After years of dedication, Louisville District Mechanical Engineer Vu Nguyen recently received his Fire Protection Professional Engineer license in December 2018, after passing an intense 8-hour exam with 80 questions.
Nguyen spent years practicing for the exam, took numerous training courses and spent many months studying for the exam, which has a pass rate of 56 percent, according to the National Council of Examiners for Engineering and Surveying website.
“This is an outstanding accomplishment and truly reflective of Vu's dedication to his profession and colleagues,” said Mike Braden, engineering design branch chief. “For those of us who are fortunate enough to work with him every day, it comes as no surprise as he has never been intimidated by the prospect of hard work to help deliver our mission.”
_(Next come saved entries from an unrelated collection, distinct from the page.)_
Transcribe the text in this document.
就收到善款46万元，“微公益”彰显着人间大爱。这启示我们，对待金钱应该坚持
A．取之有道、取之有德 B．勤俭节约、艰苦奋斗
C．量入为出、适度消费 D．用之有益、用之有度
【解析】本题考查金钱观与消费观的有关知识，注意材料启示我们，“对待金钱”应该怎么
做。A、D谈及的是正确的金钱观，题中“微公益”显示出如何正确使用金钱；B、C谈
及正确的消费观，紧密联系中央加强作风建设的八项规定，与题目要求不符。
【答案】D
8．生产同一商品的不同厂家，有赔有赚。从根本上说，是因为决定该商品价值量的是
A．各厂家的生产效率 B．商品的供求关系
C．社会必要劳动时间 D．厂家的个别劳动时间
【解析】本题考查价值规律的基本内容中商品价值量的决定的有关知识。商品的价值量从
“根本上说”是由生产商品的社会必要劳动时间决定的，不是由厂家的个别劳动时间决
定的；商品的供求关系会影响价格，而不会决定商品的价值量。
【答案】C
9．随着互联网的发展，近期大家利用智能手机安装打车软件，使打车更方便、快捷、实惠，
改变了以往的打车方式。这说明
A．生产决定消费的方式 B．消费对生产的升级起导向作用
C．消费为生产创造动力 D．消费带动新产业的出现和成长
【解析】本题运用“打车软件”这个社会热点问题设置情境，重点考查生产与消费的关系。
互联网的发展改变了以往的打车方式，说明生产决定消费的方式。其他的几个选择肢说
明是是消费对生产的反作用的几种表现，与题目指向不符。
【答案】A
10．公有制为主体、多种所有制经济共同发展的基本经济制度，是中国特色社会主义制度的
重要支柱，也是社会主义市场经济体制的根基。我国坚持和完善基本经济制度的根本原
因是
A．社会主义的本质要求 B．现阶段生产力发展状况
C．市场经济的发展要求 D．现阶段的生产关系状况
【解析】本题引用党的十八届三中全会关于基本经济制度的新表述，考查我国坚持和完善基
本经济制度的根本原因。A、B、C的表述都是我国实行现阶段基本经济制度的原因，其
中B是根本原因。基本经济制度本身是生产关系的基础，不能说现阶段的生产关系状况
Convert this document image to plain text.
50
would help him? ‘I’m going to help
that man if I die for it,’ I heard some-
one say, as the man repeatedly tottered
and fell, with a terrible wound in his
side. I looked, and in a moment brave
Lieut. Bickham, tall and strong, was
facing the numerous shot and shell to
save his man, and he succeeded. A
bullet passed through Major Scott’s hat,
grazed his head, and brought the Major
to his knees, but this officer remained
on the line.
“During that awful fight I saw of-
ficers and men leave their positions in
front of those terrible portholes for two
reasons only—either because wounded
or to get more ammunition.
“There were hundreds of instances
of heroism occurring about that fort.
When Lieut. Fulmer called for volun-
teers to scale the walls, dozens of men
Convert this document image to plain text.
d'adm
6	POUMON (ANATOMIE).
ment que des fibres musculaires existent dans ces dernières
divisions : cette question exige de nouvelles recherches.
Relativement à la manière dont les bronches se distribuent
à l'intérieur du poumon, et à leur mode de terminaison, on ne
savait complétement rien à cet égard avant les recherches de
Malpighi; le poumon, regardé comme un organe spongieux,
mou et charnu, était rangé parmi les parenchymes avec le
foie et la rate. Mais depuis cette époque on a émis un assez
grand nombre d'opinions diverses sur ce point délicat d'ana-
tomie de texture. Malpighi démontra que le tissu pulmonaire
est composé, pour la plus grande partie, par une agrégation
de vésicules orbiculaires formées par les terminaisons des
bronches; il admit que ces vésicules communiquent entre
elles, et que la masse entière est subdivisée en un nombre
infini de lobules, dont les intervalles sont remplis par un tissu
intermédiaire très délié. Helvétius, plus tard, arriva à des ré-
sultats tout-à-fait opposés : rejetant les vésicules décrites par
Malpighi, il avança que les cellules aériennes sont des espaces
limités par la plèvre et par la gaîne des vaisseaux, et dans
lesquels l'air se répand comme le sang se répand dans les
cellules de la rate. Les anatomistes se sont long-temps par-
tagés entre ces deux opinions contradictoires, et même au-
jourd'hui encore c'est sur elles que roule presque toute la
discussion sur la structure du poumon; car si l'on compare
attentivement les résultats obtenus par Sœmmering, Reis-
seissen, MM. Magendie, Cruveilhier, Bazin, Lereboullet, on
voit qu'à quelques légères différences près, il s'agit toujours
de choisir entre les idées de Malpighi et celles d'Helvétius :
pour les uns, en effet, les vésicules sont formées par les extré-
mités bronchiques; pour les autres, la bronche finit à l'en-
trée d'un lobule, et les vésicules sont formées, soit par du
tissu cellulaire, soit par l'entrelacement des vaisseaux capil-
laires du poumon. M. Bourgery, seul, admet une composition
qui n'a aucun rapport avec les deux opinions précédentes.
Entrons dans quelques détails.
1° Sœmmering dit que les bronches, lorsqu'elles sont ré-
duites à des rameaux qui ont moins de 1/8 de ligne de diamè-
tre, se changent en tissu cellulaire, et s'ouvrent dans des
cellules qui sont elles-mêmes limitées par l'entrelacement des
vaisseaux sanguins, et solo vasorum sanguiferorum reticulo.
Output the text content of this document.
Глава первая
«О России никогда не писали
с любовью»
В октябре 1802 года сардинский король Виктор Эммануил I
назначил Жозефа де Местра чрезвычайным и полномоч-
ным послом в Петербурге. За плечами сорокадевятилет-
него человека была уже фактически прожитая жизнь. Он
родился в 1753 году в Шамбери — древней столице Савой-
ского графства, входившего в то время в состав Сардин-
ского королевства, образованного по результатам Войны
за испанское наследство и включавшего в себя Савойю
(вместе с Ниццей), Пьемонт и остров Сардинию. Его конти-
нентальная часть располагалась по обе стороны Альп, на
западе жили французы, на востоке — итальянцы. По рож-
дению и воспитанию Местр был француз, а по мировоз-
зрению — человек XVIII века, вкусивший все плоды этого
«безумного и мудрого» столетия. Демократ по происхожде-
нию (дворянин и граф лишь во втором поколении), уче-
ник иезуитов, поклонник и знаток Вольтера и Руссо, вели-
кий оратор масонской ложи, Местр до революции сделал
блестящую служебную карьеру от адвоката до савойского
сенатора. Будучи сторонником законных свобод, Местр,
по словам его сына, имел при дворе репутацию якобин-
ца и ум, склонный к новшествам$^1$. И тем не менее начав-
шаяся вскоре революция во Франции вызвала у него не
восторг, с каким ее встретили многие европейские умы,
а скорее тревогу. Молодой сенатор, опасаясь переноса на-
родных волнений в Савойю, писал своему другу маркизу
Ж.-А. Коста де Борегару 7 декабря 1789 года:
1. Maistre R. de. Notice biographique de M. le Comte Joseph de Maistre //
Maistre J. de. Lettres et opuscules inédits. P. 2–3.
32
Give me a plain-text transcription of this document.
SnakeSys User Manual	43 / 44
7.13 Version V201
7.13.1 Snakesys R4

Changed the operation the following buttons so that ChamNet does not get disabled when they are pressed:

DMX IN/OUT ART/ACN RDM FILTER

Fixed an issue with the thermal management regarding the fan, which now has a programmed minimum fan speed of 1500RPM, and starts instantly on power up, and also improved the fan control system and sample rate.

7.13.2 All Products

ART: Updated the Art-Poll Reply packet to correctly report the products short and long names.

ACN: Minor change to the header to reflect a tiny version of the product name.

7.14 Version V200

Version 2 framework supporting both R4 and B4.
Nguyen is currently the second fire protection engineer in the Louisville District and soon to be the only one, following Mark Robertson’s retirement. The district is required to have a designated fire protection engineer on staff, so this was a critical need for the district since the only FPE is eligible for retirement.
“Fire protection engineering is a very specialized field and licensed fire protection engineers are relatively rare,” Nguyen said.
Nguyen had an interest in fire suppression system design for many years. He discovered his interest for the license during his time in the district’s Leadership Development Program. He knew it would help the Louisville District while also potentially advancing his career.
“For several years, I worked with the engineering division leadership to receive the necessary training and developmental assignments to build competency in the field,” Nguyen said. “I began studying for the license itself in January 2018, working on it for one to two hours per day through July. From July to October, I took the Society of Fire Protection Engineering exam review course, and then the last two months prior to the exam date, I took three weeks of annual leave to study.”
Fire protection engineers ensure that the materials of construction; layout of a facility; and fire suppression, detection and alarm systems are designed and constructed to result in a safe building for the occupants.
“Any designs we produce must be designed or reviewed by a qualified FPE,” said Brandon Martin, engineering division's mechanical section chief. “There are less than 50 FPEs in all of the U.S. Army Corps of Engineers.”
According to Nguyen, This type of certification is needed for the building construction and building renovation for almost all vertical construction projects. For the district’s in-house design projects, the FPE will work with each engineering discipline and architects to design facilities to meet life safety and fire protection requirements. For Architect-Engineer designed projects, the FPE will either be the life safety/fire protection reviewer or lead a fire team in the review. The FPE will also be the ‘go-to’ engineer to handle fire protection problems during construction or for existing building assessments.
“Having the fire protection engineering license will allow the district to maintain its ability to meet the design and construction mission in compliance with life safety and fire protection mandates, help the district deliver safe buildings, and gives stakeholders confidence in our ability to do those things,” Nguyen said.